After 31 years at the bar I believe I am an expert on gibberish, being in a profession which takes great pride in being able to take relatively simple concepts and present them in an arcane gibberish which almost no one would read or write if they were not being paid to do so. However, I think the postmodernists have us beat, judging from this post by Oregon Muse at Ace of Spades:
Last week in the comments, Pave Low John proffered this craptacular sentence from a post-modern book he is required to read:
“This three-part phallogocentric negation and sublation of history can be grasped easily. Yet even such a sublation, of history as timing through the mediation of law–the vanishing moment of sequential human temporality into a catachresis named Time, is not the final hortatory instrument of the text.”
Yeesh. My spell-checker just had a nervous breakdown. Into this grotesquely viscous, near-inpenetrable morass of verbal diarrhea waded FenelonSpoke, after first donning a hazmat suit. She miraculously survived and brought back the following as a translation:
The way the penis (men) has/have kept women subjugated and silent by unjust laws is both very bad and very apparent, and this theme transcends history as it is portioned off into neat linear, sequential segments.

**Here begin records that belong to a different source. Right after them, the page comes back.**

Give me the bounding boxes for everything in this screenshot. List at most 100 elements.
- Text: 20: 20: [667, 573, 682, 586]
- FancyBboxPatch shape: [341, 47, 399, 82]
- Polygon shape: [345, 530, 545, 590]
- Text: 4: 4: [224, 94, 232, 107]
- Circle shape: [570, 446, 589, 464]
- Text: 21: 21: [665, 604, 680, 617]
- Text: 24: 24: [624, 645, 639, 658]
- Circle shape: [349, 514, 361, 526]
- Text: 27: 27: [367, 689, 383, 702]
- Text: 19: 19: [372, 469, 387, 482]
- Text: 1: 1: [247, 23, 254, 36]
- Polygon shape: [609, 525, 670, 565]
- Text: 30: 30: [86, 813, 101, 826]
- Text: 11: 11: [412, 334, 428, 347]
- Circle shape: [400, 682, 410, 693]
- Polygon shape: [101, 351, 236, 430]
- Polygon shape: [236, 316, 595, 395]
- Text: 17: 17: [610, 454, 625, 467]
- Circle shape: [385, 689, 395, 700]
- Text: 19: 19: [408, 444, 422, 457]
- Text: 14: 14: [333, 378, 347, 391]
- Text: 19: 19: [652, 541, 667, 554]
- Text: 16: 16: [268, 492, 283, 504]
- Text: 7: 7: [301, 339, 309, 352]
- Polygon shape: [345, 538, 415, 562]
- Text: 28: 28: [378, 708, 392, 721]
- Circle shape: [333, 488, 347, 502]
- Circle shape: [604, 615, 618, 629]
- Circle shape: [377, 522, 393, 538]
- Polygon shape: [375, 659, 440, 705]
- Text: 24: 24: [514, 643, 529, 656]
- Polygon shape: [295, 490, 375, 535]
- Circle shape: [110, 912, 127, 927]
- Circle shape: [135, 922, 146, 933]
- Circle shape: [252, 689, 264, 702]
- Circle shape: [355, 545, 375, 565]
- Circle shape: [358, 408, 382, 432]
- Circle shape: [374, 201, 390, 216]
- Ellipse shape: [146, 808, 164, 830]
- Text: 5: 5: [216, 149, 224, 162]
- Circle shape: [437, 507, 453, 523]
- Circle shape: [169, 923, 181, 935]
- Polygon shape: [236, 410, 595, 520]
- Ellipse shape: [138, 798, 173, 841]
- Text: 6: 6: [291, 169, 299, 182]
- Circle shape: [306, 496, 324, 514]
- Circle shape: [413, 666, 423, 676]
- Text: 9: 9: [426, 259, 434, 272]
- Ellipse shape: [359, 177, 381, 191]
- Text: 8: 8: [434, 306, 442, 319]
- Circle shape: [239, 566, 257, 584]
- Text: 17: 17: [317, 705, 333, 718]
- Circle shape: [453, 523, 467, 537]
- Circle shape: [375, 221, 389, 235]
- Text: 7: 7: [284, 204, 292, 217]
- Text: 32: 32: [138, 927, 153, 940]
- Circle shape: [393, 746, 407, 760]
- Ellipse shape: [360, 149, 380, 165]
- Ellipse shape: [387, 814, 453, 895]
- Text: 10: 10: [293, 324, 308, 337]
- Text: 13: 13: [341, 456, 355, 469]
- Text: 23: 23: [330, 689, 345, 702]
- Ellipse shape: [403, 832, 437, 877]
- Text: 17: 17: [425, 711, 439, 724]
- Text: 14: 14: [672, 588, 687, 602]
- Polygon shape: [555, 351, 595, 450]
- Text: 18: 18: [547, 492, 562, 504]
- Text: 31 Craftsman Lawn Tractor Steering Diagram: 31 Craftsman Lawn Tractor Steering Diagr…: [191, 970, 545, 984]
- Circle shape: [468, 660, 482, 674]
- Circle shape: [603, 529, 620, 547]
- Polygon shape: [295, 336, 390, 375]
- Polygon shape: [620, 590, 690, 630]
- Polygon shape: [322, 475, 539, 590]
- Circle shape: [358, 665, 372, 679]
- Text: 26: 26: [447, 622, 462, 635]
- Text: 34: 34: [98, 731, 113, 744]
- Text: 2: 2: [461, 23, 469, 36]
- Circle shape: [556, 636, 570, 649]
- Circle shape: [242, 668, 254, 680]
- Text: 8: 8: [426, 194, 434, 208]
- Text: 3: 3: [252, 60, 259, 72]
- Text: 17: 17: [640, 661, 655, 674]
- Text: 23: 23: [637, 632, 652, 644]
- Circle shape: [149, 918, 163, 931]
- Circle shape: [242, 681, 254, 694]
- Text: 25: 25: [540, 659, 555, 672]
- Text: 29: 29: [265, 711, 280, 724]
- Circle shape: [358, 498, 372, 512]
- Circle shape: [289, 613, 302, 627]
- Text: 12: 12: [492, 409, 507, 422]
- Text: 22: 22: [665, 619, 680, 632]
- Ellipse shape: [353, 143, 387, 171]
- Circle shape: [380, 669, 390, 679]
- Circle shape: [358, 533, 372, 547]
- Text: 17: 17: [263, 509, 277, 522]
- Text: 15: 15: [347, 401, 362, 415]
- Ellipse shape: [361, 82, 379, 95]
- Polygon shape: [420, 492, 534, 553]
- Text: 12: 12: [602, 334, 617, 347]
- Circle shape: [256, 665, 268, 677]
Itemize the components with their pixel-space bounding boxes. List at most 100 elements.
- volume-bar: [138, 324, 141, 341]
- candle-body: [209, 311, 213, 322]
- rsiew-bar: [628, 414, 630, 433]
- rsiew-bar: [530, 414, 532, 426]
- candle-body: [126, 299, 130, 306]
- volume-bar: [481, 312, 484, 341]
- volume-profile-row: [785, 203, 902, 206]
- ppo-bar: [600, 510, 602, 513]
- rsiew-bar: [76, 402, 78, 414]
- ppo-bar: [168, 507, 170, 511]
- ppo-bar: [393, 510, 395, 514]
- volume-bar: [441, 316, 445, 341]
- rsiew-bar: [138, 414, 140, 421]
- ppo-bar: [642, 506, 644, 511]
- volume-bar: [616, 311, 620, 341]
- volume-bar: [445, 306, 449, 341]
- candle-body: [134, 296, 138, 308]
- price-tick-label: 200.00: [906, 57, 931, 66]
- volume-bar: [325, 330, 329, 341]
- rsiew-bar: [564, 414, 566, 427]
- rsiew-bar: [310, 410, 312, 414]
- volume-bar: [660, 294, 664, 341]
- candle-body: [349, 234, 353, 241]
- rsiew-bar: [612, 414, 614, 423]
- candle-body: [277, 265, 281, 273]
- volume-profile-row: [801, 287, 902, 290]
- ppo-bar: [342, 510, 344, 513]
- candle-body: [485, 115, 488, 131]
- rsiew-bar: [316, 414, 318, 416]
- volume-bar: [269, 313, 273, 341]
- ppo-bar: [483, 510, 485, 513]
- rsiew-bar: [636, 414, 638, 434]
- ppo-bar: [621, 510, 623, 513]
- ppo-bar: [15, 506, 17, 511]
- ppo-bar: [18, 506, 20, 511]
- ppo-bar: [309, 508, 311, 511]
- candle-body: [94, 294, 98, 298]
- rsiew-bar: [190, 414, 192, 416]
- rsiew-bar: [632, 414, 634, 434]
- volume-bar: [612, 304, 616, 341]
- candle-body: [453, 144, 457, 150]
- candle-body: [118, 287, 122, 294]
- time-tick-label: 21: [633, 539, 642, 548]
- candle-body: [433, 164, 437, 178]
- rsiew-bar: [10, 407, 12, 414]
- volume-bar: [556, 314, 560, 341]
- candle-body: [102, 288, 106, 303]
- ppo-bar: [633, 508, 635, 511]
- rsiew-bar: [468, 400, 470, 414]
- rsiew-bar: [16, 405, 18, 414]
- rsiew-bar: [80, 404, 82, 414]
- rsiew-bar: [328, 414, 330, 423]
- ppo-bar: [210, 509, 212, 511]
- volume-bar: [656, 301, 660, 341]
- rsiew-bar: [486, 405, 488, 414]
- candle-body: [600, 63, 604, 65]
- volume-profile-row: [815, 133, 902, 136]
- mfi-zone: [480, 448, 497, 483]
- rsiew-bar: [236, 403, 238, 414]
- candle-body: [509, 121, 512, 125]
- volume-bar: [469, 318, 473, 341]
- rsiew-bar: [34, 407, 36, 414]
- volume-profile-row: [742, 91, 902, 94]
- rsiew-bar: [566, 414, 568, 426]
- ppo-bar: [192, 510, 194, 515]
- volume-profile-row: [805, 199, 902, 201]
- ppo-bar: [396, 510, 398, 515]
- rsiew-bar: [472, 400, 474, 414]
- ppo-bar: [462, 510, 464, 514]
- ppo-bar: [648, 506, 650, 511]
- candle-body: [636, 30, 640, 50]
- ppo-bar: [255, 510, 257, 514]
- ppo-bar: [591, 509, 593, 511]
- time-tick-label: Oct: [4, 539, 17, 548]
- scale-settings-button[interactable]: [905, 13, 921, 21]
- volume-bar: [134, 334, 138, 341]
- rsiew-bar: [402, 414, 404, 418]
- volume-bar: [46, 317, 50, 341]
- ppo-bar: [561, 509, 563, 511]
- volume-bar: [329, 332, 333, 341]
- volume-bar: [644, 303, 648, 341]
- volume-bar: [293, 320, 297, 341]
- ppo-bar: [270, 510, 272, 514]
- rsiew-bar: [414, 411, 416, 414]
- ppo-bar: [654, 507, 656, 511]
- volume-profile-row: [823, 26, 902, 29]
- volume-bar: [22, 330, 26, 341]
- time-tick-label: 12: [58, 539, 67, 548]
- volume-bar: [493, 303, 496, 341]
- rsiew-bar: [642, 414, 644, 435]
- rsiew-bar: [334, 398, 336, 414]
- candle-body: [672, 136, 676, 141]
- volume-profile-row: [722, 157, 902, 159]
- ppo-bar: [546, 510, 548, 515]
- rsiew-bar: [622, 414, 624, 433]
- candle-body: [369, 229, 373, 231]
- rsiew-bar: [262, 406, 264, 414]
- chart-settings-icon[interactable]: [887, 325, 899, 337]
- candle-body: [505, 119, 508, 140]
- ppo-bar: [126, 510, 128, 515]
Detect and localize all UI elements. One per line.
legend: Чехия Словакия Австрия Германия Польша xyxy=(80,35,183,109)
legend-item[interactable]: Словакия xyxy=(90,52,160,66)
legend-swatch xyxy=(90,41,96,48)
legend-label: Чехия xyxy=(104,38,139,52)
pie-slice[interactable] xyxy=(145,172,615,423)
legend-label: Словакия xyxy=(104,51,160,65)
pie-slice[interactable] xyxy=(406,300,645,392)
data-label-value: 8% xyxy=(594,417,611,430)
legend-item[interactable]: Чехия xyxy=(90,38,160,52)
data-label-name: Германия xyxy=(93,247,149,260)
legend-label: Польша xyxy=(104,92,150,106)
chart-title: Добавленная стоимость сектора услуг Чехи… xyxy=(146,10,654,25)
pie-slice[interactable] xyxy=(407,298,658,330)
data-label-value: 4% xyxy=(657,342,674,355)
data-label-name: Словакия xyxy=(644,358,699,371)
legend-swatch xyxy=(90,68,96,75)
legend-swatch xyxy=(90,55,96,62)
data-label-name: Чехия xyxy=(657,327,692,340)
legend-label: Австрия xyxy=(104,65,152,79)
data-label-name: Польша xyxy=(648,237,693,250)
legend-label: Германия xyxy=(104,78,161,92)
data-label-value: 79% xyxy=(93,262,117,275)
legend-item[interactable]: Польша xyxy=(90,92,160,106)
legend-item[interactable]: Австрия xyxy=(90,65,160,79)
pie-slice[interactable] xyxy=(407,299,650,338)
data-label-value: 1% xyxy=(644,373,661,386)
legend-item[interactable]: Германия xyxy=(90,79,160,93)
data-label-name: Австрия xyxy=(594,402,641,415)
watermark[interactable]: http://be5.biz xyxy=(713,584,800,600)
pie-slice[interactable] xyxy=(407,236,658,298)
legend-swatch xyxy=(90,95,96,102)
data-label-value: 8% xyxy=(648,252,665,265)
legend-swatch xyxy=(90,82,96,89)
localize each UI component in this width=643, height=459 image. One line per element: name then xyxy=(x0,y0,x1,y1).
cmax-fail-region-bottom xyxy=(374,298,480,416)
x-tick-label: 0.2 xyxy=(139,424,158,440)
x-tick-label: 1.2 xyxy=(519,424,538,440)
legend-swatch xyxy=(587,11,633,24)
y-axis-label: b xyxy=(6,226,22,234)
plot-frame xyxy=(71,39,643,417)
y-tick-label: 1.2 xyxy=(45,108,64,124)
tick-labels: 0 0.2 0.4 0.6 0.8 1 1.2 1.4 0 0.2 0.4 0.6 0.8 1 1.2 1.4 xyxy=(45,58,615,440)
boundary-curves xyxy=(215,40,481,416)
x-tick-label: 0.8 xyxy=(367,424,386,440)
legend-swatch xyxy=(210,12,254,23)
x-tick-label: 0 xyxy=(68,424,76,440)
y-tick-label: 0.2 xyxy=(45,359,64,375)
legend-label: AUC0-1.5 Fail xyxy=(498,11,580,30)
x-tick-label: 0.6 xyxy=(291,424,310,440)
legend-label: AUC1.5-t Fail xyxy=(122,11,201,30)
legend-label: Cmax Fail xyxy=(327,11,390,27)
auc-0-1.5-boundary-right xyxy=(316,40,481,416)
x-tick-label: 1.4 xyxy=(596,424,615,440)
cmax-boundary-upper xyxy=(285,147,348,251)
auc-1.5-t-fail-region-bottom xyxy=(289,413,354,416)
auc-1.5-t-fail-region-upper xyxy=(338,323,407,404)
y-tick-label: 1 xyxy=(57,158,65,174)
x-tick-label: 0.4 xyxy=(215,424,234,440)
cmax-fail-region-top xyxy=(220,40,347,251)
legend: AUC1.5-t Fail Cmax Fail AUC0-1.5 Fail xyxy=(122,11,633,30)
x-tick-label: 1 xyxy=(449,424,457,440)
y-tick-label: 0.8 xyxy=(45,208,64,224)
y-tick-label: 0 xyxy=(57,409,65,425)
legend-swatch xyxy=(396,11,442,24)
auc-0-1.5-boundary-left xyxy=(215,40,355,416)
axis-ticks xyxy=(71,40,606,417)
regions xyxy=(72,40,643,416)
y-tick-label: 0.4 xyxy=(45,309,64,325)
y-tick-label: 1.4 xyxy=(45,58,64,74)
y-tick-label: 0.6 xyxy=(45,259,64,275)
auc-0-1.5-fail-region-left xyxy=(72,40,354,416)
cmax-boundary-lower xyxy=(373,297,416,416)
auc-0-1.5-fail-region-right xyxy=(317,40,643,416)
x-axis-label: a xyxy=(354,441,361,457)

The question is, if that’s what she meant, then why didn’t she say it that way to begin with? My theory is that postmodern obfuscation is a device used by incompetent authors to disguise their dreadful writing. My other theory is that the academic disciplines that have been ruined by postmodernism (i.e. the “soft” “sciences”) have gotten all puffed up and full of themselves and think that they’re somehow Serious You Guys Legitimate if they produce reams of text couched in indecipherable jargon just like, for example, those geeky guys over in the math building, what with all their fancy-ass equations with squiggly lines, Greek letters and stuff that look so awesome because we don’t know what they’re saying. So you shouldn’t be able to read our stuff, either, but you can take our word for it, it’s Totally Super Cool.
But see, here’s the difference: the postmodernists got punk’d real bad back in 1996 by physicist Alan Sokal. He submitted his essay Transgressing the Boundaries: Toward a Transformative Hermeneutics of Quantum Gravity to the peer-reviewed postmodernist journal Social Text, and they printed it. But hilarity ensued when Sokal admitted in another publication that it was a giant load of horse doots. As a hoax, he just strung together a bunch of gibberish using postmodernist lingo, and they bought it. But you couldn’t do this to a math journal (although I suppose you could try). They’d fact-check your butt back to square one and send you packing if you pulled something like Sokal did. As difficult as it can be, mathematics does make sense. I’m not sure that post-modernism does.
You morons might enjoy reading Chip Morningstar’s famous essay How To Deconstruct Almost Anything: My Postmodern Adventure, written in 1993 at the dawn of the internets. The gist of this piece is that the reason pomo analysis sounds like crap is that most of it is crap and this is because pomo crap is generated by pomo crap academics who’ve never had to talk to anyone other than other pomo crap academics, so they’ve developed this inbred little pomo crap language that’s all but unintelligible to anyone outside the pomo crap academic community. Actually, Morningstar’s phrasing was a lot more congenial than mine, but you get the idea. And he does say sometimes the pomo academics ask a worthwhile question, or try to get you to look at something in a way you perhaps wouldn’t have thought of yourself, so he doesn’t write them off completely. Like I just did.
And every time you reload this page, you get a new, randomly-generated postmodern essay.
Go here to read the rest. The post modern essay generator is a hoot! Go here to see a sample. This brings to mind an episode in the first volume of Asimov’s Foundation trilogy, where a treaty of alliance is negotiated. The treaty is lengthy and filled with very baroque verbiage. One of the characters does a painstaking analysis of the treaty and learns that it means nothing, neither party to the treaty ultimately agreeing to do anything. Shakespeare’s phrase, full of sound and fury, signifying nothing, came to my mind as I read that passage as a teen-ager. In regard to post-modernism I think much the same could be said.